Leads to the Dethronement of Authority.––We in the twentieth century have lost some of the safeguards that held good in the seventeenth, and we have our own, perhaps greater, philosopher, who carries the teaching of Locke to the inevitable conclusions which the earlier thinker shirked. Mr. Herbert Spencer proclaims, as they did in France, the apotheosis of Reason. He sees, as they saw in France, that the principle of the infallible reason is directly antagonistic to the idea of authority. He traces this last idea to its final source and justification. So long as men acknowledge a God, they of necessity acknowledge authority, supreme and deputed. But, says Mr. Spencer, in effect, every man finds his own final authority in his own reason. This philosopher has the courage of his convictions; he perceives, as they did in France, that the enthronement of the human reason is the dethronement of Almighty God. He teaches, by processes of exhaustive reasoning, that––
”We sit unowned upon our burial sod,
And know not whence we come nor whose we be.”

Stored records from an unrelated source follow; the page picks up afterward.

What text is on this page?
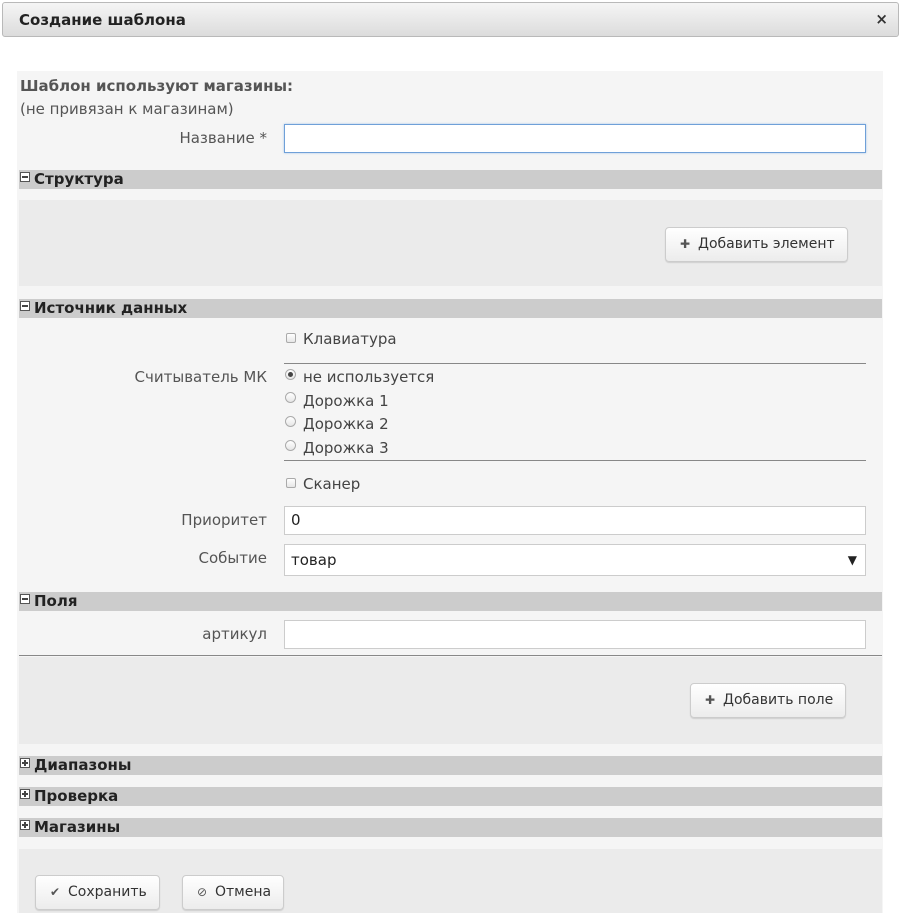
Создание шаблона	×
Шаблон используют магазины:
(не привязан к магазинам)
Название *
Структура
✚ Добавить элемент
Источник данных
Клавиатура
Считыватель МК не используется
Дорожка 1
Дорожка 2
Дорожка 3
Сканер
Приоритет	0
Событие	товар	▼
Поля
артикул
✚ Добавить поле
Диапазоны
Проверка
Магазины
✔ Сохранить	⊘ Отмена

From the dethronement of the divine, follows the dethronement of all human authority, whether it be of kings and their deputies over nations, or of parents over families. Every act of authority is, we are taught, an infringement of the rights of man or of child. Children are to be brought up from the first self-directed, doing that which is right in their own eyes, governed by the reason which is to be trained, by experience of right and wrong, in the choosing of the right course. Life has its penalties for those who transgress the laws of reason, and the child should be permitted to learn these laws through the intervention of these penalties. But ‘thou shalt’ and ‘thou shalt not’ are to be eliminated from the vocabulary of parents. So complete and detailed is Mr. Spencer’s scheme for the emancipation of children from rule, that he objects to the study of languages on the ground that the rules of grammar are a transgression of the principle of liberty.